Snake George started work in 1995 on a park on a coastal road near the resort town of Paphos in southwest Cyprus, but he is being forced to relocate as the land owner wants it back.

With its sunken enclosures, running water, rocks and plants, the landscaped park has recreated the natural habitat of its captive snakes and amphibians. Now he faces the task of raising the funds to open a new and bigger snake park.

His crusade to protect the snakes of Cyprus is confronted with ignorance, prejudice, fear and often official indifference.

"Education is the only path to conservation. The people on this island think the only good snake is a dead snake," says Wiedl, whose park attracts 1,000 schoolchildren a year as part of their environmental studies.

But "even my neighbours in Paphos are killing them, even the local people who live next to my reptile park. It makes me so angry," he says.

"A lot of people don't believe that snakes are useful. They are the farmer's friend: they eat mice and rats. They do an extremely important job in keeping down the rat population.

"For example, people are still killing the young whip snakes, the number one foe of the blunt-nosed viper, the only extremely venomous snake in Cyprus, and that's why their population is growing," he explains.

But attitudes are gradually changing. "Back in the 1970s, when I first came here with the UN, newspapers and TV would show pictures of people who had killed snakes, as if they were heroes."

In 1992, he rediscovered the Cyprus grass snake in a mountain dam after no recorded sighting for decades. Snake George has since devoted himself to conserving the species.

The cause of its near demise has been the trout, introduced to Cyprus for sport-fishing after World War II, which preys on the young grass snake, he says.


Hans-Joerg Wiedl holds a blunt-nosed viper
© AFP Henghameh Fahimi

Now the church has come to the rescue. For Wiedl, it was only natural.

"We are Christians and we believe that fauna and flora were created by God, as God created all creatures. It is only human to protect and respect what we have in nature, or we are not human," he says.

Ever since the Garden of Eden, the snake has been seen as a symbol of Satan. "Upon thy belly shall thou go, and dust shall thou eat all the days of thy life," God ordered the creature behind the Original Sin.

But the snake handlers of the Pentecostal Church in the United States venerate them, taking literally the order of Jesus to "take up serpents".

On the Greek island of Cephalonia, each August 15, the feast of the Virgin Mary, "holy snakes" crawl to a particular church in Markopoulo village and crawl onto her icon, in what is regarded as a portent of good luck.

Cyprus and its snakes go back a long way. In 321 AD, Roman Empress Helena thought the island was uninhabitable because of its snakes and brought a shipload of cats to exterminate them.

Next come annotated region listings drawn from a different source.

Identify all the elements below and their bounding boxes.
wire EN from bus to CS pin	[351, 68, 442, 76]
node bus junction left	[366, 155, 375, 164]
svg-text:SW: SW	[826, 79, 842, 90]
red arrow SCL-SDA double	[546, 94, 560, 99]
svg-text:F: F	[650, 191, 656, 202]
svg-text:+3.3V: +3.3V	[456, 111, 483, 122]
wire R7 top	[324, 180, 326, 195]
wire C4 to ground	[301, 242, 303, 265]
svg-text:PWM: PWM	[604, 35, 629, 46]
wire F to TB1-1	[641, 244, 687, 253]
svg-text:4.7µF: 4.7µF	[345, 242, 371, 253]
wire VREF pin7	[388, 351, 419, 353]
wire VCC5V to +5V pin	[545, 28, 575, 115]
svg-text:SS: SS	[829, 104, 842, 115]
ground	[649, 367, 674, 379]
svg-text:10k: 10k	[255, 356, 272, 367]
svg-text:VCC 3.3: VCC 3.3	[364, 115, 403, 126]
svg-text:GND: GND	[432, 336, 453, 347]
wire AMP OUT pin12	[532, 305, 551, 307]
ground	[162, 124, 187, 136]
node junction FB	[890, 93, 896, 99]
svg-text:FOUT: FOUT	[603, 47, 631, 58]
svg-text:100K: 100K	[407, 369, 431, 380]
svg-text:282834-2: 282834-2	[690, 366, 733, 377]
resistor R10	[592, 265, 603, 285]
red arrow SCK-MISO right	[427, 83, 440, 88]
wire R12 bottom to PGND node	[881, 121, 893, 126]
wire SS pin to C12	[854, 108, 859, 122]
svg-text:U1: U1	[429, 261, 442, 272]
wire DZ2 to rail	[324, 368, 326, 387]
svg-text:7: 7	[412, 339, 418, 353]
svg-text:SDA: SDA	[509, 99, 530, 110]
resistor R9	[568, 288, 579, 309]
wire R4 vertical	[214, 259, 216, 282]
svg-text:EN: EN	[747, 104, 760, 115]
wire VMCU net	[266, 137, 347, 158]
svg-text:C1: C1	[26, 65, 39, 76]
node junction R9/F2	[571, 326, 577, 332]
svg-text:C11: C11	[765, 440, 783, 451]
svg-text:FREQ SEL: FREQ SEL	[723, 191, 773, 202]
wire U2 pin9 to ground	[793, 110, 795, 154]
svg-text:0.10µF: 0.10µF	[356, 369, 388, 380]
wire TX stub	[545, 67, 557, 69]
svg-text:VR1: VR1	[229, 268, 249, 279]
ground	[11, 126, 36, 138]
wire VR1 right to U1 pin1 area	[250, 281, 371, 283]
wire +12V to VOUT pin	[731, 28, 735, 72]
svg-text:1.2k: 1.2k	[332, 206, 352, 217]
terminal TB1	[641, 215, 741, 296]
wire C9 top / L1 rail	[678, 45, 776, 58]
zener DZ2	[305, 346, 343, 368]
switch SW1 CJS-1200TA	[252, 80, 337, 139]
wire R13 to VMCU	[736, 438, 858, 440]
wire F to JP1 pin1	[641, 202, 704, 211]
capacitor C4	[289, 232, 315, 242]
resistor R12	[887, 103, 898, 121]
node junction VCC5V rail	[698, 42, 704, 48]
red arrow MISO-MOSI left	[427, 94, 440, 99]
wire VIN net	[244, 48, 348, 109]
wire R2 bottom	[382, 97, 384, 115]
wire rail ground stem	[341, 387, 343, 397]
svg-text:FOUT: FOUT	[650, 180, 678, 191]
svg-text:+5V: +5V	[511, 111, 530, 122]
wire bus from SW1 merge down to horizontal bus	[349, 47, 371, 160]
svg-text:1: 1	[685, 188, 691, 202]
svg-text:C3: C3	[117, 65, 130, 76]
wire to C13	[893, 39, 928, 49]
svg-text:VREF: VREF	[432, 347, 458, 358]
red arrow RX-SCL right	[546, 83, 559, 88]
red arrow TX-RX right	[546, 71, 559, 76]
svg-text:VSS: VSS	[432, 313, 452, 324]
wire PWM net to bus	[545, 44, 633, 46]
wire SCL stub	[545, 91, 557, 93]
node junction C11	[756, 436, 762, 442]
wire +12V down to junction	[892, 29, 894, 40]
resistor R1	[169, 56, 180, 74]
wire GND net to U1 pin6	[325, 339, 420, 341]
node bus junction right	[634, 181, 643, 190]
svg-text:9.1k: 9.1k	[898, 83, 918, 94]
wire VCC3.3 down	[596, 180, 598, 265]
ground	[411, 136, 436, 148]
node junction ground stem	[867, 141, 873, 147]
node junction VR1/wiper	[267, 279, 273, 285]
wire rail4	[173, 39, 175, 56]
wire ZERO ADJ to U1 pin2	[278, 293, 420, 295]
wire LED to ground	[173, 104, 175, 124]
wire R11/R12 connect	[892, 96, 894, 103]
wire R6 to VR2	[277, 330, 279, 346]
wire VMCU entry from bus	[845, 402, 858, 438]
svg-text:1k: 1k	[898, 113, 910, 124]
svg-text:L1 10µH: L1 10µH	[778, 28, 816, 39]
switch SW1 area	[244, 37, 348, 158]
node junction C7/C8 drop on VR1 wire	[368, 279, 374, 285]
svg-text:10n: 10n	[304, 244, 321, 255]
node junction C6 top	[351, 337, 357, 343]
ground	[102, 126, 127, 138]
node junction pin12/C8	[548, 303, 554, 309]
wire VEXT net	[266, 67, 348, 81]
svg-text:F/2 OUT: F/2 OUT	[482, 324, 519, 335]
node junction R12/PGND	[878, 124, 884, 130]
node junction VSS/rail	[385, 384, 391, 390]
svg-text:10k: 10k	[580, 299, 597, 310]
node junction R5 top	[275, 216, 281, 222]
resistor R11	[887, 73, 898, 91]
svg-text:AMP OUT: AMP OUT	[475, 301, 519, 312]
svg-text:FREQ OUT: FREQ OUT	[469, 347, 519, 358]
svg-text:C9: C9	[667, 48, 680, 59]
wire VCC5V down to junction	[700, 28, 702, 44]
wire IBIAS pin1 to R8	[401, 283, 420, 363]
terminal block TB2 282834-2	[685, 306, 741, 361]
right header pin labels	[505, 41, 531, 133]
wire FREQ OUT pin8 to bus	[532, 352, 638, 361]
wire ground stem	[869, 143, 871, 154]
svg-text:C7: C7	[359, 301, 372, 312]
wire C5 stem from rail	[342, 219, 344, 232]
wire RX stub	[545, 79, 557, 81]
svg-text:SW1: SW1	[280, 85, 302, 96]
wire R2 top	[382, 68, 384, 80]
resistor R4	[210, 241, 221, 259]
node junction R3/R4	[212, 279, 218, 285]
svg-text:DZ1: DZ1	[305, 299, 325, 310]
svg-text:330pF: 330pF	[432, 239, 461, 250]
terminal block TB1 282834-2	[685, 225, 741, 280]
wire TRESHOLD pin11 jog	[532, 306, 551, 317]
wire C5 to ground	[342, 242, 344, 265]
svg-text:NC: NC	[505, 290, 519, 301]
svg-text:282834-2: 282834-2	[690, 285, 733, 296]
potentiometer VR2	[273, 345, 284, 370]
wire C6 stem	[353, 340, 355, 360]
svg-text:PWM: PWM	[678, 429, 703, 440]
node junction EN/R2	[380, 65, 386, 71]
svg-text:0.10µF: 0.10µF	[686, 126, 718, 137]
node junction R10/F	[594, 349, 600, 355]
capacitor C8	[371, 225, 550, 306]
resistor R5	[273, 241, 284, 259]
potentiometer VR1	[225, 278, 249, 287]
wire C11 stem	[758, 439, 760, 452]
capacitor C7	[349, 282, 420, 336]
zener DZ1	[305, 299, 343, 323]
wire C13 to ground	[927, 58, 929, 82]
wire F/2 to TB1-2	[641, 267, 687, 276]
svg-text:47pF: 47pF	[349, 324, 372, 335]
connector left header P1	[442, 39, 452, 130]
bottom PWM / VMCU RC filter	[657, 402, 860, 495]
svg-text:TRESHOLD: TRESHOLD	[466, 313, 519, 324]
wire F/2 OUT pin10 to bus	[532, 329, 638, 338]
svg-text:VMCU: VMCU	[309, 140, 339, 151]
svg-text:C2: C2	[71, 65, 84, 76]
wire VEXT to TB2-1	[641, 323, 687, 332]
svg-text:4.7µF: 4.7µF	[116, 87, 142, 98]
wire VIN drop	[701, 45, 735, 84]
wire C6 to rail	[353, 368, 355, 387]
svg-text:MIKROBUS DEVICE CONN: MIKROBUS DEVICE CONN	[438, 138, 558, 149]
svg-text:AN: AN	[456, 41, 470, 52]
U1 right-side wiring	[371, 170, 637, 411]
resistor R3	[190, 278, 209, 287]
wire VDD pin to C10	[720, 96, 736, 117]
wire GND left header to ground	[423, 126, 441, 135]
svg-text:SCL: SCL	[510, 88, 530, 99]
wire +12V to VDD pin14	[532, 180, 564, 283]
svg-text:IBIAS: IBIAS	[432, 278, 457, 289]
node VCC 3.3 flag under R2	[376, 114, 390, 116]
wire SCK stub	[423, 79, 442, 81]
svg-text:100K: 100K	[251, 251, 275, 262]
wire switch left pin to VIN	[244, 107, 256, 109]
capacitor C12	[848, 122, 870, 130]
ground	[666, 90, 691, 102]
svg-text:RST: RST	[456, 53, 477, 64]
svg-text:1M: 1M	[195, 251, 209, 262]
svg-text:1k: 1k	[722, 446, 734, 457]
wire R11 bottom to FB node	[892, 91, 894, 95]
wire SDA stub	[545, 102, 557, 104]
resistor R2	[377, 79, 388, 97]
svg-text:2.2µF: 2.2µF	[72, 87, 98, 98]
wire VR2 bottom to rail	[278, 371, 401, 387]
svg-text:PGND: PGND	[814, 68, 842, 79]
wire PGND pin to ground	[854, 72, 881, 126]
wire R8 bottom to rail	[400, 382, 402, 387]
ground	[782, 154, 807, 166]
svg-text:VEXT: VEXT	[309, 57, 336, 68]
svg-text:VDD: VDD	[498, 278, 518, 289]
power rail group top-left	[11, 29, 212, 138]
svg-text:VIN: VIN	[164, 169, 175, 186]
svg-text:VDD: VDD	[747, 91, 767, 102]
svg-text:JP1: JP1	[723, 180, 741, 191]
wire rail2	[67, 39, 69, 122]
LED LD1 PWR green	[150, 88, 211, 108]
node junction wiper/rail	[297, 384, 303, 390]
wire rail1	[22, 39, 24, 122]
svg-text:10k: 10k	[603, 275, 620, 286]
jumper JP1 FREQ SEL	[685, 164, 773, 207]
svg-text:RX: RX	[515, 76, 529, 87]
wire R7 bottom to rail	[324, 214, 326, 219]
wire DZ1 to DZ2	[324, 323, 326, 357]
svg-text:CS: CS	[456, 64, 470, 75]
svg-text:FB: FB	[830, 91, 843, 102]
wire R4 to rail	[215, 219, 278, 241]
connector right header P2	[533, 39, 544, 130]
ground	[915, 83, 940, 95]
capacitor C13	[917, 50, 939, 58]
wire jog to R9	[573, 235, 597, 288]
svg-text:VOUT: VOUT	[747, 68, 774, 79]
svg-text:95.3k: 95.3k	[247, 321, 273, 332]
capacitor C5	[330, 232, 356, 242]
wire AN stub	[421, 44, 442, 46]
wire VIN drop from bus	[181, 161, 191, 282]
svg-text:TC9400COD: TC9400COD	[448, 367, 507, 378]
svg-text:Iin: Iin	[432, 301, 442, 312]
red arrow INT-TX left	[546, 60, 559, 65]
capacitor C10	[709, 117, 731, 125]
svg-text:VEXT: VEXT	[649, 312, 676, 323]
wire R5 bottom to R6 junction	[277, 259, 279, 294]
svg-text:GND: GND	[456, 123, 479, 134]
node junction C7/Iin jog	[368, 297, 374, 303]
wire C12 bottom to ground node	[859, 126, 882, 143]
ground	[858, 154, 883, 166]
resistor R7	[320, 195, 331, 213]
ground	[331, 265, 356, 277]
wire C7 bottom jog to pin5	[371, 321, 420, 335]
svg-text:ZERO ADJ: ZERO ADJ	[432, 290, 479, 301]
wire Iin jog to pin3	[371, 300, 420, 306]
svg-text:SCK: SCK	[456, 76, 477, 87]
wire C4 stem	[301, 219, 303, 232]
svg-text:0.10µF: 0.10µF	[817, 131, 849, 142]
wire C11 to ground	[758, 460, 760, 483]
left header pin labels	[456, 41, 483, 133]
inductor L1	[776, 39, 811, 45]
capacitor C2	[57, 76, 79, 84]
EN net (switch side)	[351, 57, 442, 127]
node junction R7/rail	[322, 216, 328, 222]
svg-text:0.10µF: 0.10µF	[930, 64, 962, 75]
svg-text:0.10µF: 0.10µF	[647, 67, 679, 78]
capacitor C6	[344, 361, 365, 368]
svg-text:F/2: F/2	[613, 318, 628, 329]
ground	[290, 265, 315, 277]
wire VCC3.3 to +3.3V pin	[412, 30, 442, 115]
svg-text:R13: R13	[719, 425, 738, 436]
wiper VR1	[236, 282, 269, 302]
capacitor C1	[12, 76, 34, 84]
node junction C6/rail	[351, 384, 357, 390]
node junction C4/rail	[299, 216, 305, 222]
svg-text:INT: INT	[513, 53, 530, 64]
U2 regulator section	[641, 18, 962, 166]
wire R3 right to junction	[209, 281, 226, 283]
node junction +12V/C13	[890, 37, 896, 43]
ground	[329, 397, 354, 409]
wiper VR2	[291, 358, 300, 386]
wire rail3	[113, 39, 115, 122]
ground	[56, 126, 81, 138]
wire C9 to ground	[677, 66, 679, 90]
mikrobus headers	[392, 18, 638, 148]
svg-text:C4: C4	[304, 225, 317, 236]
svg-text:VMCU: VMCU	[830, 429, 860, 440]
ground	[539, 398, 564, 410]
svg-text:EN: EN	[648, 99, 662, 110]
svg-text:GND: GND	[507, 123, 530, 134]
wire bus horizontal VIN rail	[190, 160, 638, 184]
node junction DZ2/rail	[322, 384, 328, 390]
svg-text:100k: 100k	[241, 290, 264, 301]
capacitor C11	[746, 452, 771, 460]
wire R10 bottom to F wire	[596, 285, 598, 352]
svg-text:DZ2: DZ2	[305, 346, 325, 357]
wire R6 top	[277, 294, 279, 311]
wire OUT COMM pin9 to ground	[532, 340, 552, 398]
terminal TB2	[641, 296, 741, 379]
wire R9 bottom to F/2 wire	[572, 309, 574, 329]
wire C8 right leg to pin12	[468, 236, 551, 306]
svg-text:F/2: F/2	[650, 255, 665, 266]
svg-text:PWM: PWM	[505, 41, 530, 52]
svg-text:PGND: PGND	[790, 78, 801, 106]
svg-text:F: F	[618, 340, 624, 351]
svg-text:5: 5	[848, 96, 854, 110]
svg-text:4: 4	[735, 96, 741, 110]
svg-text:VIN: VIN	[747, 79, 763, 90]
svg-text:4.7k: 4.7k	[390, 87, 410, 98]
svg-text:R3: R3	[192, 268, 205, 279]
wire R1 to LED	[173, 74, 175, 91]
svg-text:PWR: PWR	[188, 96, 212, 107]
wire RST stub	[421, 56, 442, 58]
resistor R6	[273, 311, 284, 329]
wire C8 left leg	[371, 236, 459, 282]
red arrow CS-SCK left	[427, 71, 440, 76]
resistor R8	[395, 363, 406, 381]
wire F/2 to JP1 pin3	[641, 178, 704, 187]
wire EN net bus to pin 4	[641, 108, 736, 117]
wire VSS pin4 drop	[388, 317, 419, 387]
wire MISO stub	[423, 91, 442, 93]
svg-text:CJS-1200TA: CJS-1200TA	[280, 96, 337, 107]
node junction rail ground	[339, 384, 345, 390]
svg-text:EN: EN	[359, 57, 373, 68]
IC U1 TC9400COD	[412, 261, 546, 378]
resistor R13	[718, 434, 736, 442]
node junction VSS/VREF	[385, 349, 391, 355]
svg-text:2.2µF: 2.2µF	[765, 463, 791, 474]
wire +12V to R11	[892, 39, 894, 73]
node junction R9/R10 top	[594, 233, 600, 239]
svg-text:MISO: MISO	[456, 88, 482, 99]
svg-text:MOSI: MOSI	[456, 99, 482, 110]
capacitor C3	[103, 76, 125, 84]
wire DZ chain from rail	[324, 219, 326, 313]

For Wiedl, 62, it has also been a long crusade.

"My whole life has been trying to learn about wildlife. I love to observe, in the wild, because I have great respect for nature. I want people to feel what I feel," he says.

"I was in the jungles of South America, Africa and Asia, and I learnt from the local people that you should never kill more than what you need to survive. For modern society, nothing is ever enough."

A devoted naturalist, Wiedl won an honorable mention in the 1993 Rolex Awards and was awarded the Austrian Cross of Honour for Science and Art in 1998.

The latter came some 20 years after he stepped on a landmine, a man-made peril rather than a poisonous snake, during a tour of duty in the Middle East and was forced to leave the Austrian army.

His hopes for the survival of the Cyprus grass snake are now pinned on Ayios Neophytos, a monastery carved from a cliff and founded by a 12th century saint who lived an ascetic life or praying, writing and fasting.